Avant tout, j’ai besoin de les aimer. Je ne pourrai pas tourner avec un acteur que je n’aime pas. Etant donné que je suis une cinéaste contemplative, je suis comme un peintre. Je regarde avec ma caméra, je peux filmer un visage pendant des heures. J’ai tourné avec de très grands acteurs comme Adjani qui peuvent tout jouer mais aussi avec des gens qui ont un créneau plus limité mais qui ont une personnalité très forte, tout comme j’ai tourné avec des gens qui n’étaient pas acteurs. En fait, c’est l’être humain qui m’intéresse. Par exemple, pour « Un souvenir de soleil », j’ai eu envie de filmer le coursier de la Fémis. Il avait un visage tout droit sorti d’un tableau du Louvre. Voilà, c’est ma façon d’être dans la vie. Par exemple, là, vous avez l’impression que je vous parle, mais je vous regarde aussi. J’ai des visions, des arrières-pensées qui apparaissent…
Tu as souvent fait référence à l’idée du ressenti des choses pour pouvoir les écrire et les réaliser. Est-ce toujours d’actualité ?
Oui, malheureusement. A cause de cela, il y des choses que je ne pourrai jamais faire, ni pour l’argent, ni pour la gloire. Il m’est arrivé de me disputer ou de refuser des collaborer avec des gens parce que je ne sentais pas que les choses étaient sincères. La liberté a un prix !
Tu es à Lille en tant que présidente du Jury. La notion de prise de risques, est-ce quelque chose dont tu tiens compte et que tu considères comme important quand tu vois les films des autres ?
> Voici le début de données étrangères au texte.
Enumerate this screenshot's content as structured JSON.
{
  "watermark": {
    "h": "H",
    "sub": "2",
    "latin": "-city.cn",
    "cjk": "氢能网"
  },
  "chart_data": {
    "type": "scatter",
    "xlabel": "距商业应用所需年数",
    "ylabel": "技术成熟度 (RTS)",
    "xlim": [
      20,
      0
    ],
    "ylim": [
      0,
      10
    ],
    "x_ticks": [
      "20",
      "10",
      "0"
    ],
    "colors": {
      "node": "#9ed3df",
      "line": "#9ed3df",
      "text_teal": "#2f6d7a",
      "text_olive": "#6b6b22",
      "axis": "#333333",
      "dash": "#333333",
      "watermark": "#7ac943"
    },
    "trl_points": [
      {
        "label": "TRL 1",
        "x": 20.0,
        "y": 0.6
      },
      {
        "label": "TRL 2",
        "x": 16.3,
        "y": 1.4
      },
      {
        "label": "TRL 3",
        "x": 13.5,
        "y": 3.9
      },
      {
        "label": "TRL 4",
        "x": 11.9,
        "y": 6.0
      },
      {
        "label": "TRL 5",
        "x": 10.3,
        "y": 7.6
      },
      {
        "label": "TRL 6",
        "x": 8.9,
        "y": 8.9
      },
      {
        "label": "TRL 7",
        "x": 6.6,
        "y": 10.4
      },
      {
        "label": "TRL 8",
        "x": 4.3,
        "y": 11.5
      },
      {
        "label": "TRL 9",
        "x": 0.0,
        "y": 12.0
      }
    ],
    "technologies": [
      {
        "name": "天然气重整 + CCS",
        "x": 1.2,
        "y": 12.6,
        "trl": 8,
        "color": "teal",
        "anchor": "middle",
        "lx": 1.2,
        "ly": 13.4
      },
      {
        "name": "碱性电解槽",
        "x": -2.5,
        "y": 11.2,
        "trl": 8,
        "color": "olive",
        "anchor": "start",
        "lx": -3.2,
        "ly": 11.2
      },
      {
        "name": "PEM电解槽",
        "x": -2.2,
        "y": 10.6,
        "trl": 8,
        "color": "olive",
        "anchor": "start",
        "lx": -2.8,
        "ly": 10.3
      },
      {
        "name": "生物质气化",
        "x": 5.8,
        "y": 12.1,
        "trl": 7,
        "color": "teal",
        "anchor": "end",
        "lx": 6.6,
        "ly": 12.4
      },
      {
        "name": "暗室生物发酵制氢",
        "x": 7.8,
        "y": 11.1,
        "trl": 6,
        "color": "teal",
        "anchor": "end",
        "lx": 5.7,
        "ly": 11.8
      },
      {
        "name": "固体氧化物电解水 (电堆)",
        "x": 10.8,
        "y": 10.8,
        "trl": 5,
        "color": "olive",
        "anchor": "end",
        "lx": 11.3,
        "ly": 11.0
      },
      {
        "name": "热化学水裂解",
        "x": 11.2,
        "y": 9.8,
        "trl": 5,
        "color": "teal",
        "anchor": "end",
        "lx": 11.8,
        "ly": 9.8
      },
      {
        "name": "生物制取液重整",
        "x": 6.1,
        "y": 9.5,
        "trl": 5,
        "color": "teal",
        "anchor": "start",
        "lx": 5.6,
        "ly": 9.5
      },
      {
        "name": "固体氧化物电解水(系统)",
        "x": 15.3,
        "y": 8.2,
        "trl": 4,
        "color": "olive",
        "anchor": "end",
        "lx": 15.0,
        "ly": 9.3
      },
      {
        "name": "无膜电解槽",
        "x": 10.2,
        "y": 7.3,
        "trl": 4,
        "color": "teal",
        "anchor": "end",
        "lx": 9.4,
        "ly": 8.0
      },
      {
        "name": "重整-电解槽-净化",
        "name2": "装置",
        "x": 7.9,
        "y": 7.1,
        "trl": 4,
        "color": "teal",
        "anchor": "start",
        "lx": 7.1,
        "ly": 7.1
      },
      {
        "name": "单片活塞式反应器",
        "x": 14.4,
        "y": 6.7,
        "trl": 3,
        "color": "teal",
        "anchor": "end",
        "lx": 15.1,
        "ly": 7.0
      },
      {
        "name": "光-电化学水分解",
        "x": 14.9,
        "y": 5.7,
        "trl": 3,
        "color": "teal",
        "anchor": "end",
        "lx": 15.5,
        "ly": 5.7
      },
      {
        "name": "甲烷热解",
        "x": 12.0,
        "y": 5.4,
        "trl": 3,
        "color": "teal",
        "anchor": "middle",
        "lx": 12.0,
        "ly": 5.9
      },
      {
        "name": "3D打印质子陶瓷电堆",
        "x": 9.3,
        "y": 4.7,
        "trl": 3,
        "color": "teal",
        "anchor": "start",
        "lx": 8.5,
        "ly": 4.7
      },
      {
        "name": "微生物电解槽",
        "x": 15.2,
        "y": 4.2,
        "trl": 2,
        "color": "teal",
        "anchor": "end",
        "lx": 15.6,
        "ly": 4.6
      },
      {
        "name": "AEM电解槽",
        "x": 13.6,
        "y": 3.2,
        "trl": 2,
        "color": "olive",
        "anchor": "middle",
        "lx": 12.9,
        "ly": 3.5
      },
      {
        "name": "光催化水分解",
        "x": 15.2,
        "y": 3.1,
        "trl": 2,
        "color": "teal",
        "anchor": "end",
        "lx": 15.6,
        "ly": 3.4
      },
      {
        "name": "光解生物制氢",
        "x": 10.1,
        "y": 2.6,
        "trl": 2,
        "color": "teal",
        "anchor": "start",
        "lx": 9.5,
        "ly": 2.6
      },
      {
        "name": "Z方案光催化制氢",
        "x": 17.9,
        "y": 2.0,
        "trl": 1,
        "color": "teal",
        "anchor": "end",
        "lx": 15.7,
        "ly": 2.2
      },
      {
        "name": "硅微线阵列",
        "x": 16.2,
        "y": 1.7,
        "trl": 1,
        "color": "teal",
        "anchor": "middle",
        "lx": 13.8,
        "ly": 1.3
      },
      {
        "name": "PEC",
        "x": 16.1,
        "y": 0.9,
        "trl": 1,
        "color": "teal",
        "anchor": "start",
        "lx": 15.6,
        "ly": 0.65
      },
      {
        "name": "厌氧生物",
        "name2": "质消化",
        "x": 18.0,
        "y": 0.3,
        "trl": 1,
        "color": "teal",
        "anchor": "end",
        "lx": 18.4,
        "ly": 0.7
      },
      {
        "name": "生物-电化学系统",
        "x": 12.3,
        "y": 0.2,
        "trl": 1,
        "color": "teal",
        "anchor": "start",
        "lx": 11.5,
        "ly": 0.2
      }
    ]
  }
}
Oui, absolument. Pour moi, la première chose, c’est prendre des risques. Pas pour prendre des risques en tant que tel, mais pour oser montrer quelque chose de personnel, de différent. Quelque chose qui peut-être n’existe pas encore mais qui exprime une certaine profondeur et une certaine sincérité. Il ne faut surtout pas essayer de plaire, mais bien de toucher.